The Journey towards agility (page 1 of 3)

  • United Arab Emirates: Tuesday, October 12 - 2004 at 10:35

In a business environment where change is a constant, agility isn't an end point. It's a journey with a destination that must always change in response to the opportunities that lie ahead.

To 100 of today's leading CIOs, agility means moving quickly and adapting intelligently to take business change by the horns.

Recognized in CIO magazine's 2004 CIO 100 Award, HP and 99 other companies — aptly called "The Agile 100" — know that building an agile or Adaptive Enterprise means building adaptive IT and business processes. And that doing so isn't like a reckless running of the bulls. It's an on-going journey, well-planned yet fraught with many barriers along the way.

According to honorees, inflexible legacy systems, a lack of necessary skills and a misalignment between IT and business needs all block the road ahead. But, after traveling that bumpy road — having entered the ring without getting skewered — they agree it's a journey well worth it.

HP's Adaptive Enterprise journey began years ago — jump-started by the IT industry's largest merger in history: the merger between HP and Compaq.
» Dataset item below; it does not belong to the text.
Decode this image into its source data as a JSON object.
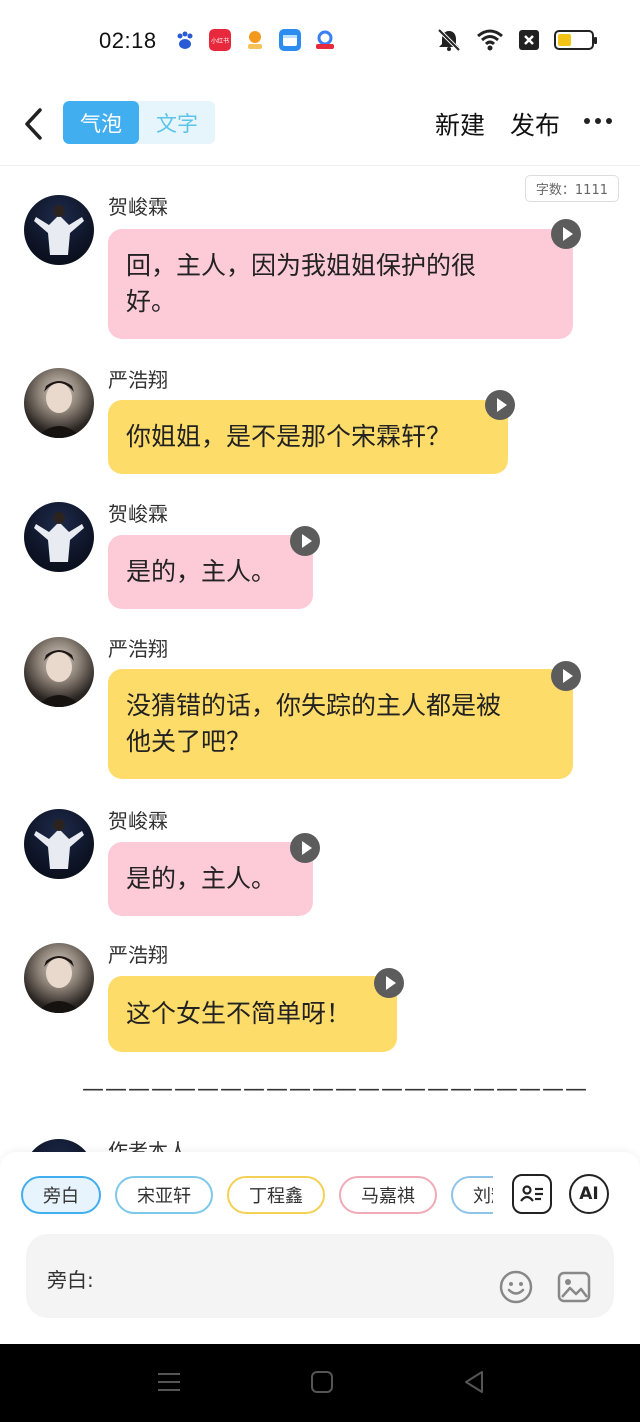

Today, that journey continues as the company takes a natural next step: unifying Global Operations and IT into one organization: GO+IT.

The goal behind this combined organization is to keep IT and business needs in close alignment, simplify and streamline how HP operates on a daily basis, and to make it easier for customers to interact with HP.

Ready to GO

Gilles Bouchard heads up the combined GO+IT organization as HP's Chief Information Officer and Executive Vice President of Global Operations.

Announced by HP's Chairman and Chief Executive Officer Carly Fiorina in December of 2003, GO+IT was fully integrated in May of this year. GO+IT is now a 10,000-person strong organization.

Within most companies, these two functions operate as completely separate entities. HP has taken a bold approach by integrating its IT assets with key business operations, including supply chain, procurement, customer and channel operations, and e-business.

"The end goal is to break down internal silos, deliver more value to customers, reduce costs and become more agile," Gilles says. "That's what GO+IT is about."

According to Gilles, almost every large company faces similar challenges. "A lot of companies are trying to figure out how to get IT to work side by side with business operations so the two work together in lock-step, yet few have taken the steps to make that happen," he says.

"Nevertheless, in the future, we expect this kind of integrated approach will become more common. When I talk to customers and CIOs, many say they're heading in this same direction to make IT more responsive to business needs and business changes."

Simplifying Business Processes

A major focus for the GO+IT organization is to simplify and standardize business processes across HP to make the company more efficient and effective than ever before. The goal is to make HP better equipped to respond more quickly to customer needs and shifts in the marketplace.

As part of this effort, Gilles and the GO+IT team are developing the Business Process Architecture, a holistic framework that ties together all the elements of the company's operations, from business processes through business applications, down through the IT infrastructure.

"In my view the CIO's role is no longer just about IT," says Gilles. "Driving change company-wide requires you to work from the top-down, starting at the strategy level and the business process level. It's about understanding how to link business processes to IT to enable — rather than hinder — your company's business strategy."

The Business Process Architecture balances the need to integrate and optimize this entire ecosystem while enabling focused improvement in specific process areas.